Mr Iqbal qualified in March 2010, having been admitted to the profession despite previous convictions for theft and other dishonesty offences and as well as actual bodily harm.

He was jailed in December 2012, after he was found to have flown abroad five times to meet witnesses, whom he had paid significant sums of money in return for not co-operating with the prosecution. He even claimed legal aid for two of the trips.

He had also attempted to prevent police officers from viewing videos on his computer which showed him paying the bribes by claiming legal professional privilege.

Mr Iqbal was struck off in 2014 and applied for restoration last October. In his evidence, he apologised for his conduct and highlighted rehabilitative work he had undertaken following his conviction, including providing support to prisoners while in jail. He was released in June 2015.

He worked for a company providing employment advice and then in 2018 started at an unregulated law firm owned by his wife undertaking a wide range of contentious and non-contentious tasks.

Mr Iqbal provided several references, including from legal professionals, as evidence of his rehabilitation and said he had a job offer as a company’s sole in-house lawyer, reporting directly to its director.

The Solicitors Regulation Authority (SRA) opposed the application, arguing that Mr Iqbal had failed to demonstrate “how his actions would no longer cause the public’s faith in the profession to be shaken”.

It described the prospect of him practising unsupervised as “a significant risk” and noted that none of his referees – including his wife – had read the 2014 tribunal decision.

The SDT agreed. While it “recognised and applauded Mr Iqbal for his personal character reformation”, this was “not sufficient for the purposes of restoration to the roll”.

It went on: “Mr Iqbal had failed to demonstrate detailed evidence of substantial and satisfactory employment in the legal profession; none of the references provided on his behalf detailed the work he had undertaken.”

He had been on a single six-hour course on the SRA code of conduct.
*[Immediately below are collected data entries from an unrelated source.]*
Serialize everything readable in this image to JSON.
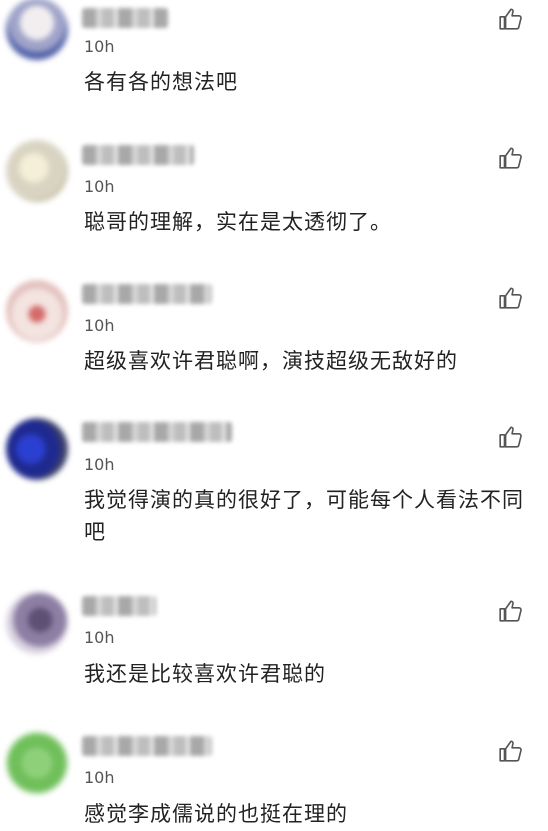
{
  "comments": [
    {
      "time": "10h",
      "text": "各有各的想法吧",
      "avatar_color": "#9fa3c9"
    },
    {
      "time": "10h",
      "text": "聪哥的理解，实在是太透彻了。",
      "avatar_color": "#d9d4c2"
    },
    {
      "time": "10h",
      "text": "超级喜欢许君聪啊，演技超级无敌好的",
      "avatar_color": "#e3c0bd"
    },
    {
      "time": "10h",
      "text": "我觉得演的真的很好了，可能每个人看法不同吧",
      "avatar_color": "#1f2a8f"
    },
    {
      "time": "10h",
      "text": "我还是比较喜欢许君聪的",
      "avatar_color": "#8d7ea3"
    },
    {
      "time": "10h",
      "text": "感觉李成儒说的也挺在理的",
      "avatar_color": "#6fbf5a"
    }
  ],
  "like_icon": "thumbs-up-icon"
}
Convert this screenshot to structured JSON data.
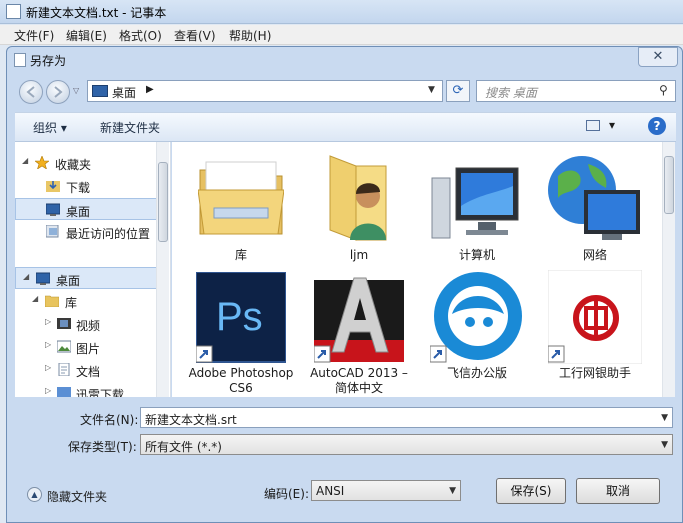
{
  "notepad": {
    "title": "新建文本文档.txt - 记事本",
    "menu": [
      "文件(F)",
      "编辑(E)",
      "格式(O)",
      "查看(V)",
      "帮助(H)"
    ]
  },
  "dialog": {
    "title": "另存为",
    "close_glyph": "✕",
    "address": {
      "location": "桌面",
      "chevron": "▶",
      "dropdown": "▼"
    },
    "refresh_glyph": "⟳",
    "search": {
      "placeholder": "搜索 桌面",
      "icon_glyph": "⚲"
    },
    "toolbar": {
      "organize": "组织 ▾",
      "new_folder": "新建文件夹",
      "view_glyph": "▾",
      "help_glyph": "?"
    },
    "nav": [
      {
        "label": "收藏夹",
        "kind": "star"
      },
      {
        "label": "下载",
        "kind": "download"
      },
      {
        "label": "桌面",
        "kind": "desktop",
        "selected": true
      },
      {
        "label": "最近访问的位置",
        "kind": "recent"
      },
      {
        "label": "桌面",
        "kind": "desktop",
        "selected": true
      },
      {
        "label": "库",
        "kind": "library"
      },
      {
        "label": "视频",
        "kind": "video"
      },
      {
        "label": "图片",
        "kind": "picture"
      },
      {
        "label": "文档",
        "kind": "doc"
      },
      {
        "label": "迅雷下载",
        "kind": "thunder"
      }
    ],
    "files": [
      {
        "label": "库"
      },
      {
        "label": "ljm"
      },
      {
        "label": "计算机"
      },
      {
        "label": "网络"
      },
      {
        "label": "Adobe Photoshop CS6",
        "ps_text": "Ps"
      },
      {
        "label": "AutoCAD 2013 – 简体中文"
      },
      {
        "label": "飞信办公版"
      },
      {
        "label": "工行网银助手"
      }
    ],
    "filename": {
      "label": "文件名(N):",
      "value": "新建文本文档.srt"
    },
    "filetype": {
      "label": "保存类型(T):",
      "value": "所有文件  (*.*)"
    },
    "hide_folders": "隐藏文件夹",
    "encoding": {
      "label": "编码(E):",
      "value": "ANSI"
    },
    "save_button": "保存(S)",
    "cancel_button": "取消"
  },
  "colors": {
    "accent": "#2a6cc9",
    "selection": "#dbe8f8",
    "frame": "#c9daf0"
  }
}
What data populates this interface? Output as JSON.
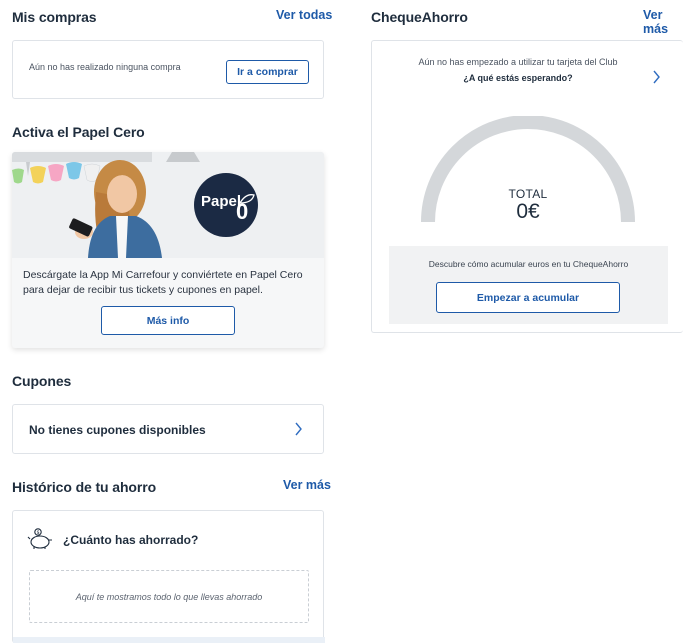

This was not sufficient to show he had kept himself up-to-date with the duties and regulatory obligations of a solicitor.

“The tribunal noted the offer of employment as in-house counsel. However, it was of extreme concern that Mr Iqbal would not be supervised in that role and further, that he would be the sole lawyer in that organisation.

“The tribunal recognised that Mr Iqbal had been given an opportunity to join the profession, notwithstanding his previous convictions. That was a privilege that he should not have taken lightly.

“Instead, within two years of his admission to the roll, he had committed a criminal offence, which, he accepted, struck at the heart of his regulatory obligations, and was considered to be so serious that a substantial custodial sentence was imposed.”

In light of all this, the SDT decided that Mr Iqbal’s application was “premature”.

It concluded: “The evidence upon which he relied was not sufficient for him to overcome the almost insurmountable hurdle such that he could be restored to the roll.

“The tribunal found that in all of the circumstances, the protection of the reputation of the profession meant that Mr Iqbal’s application could not be granted.”

He was also ordered to pay costs of £1,500.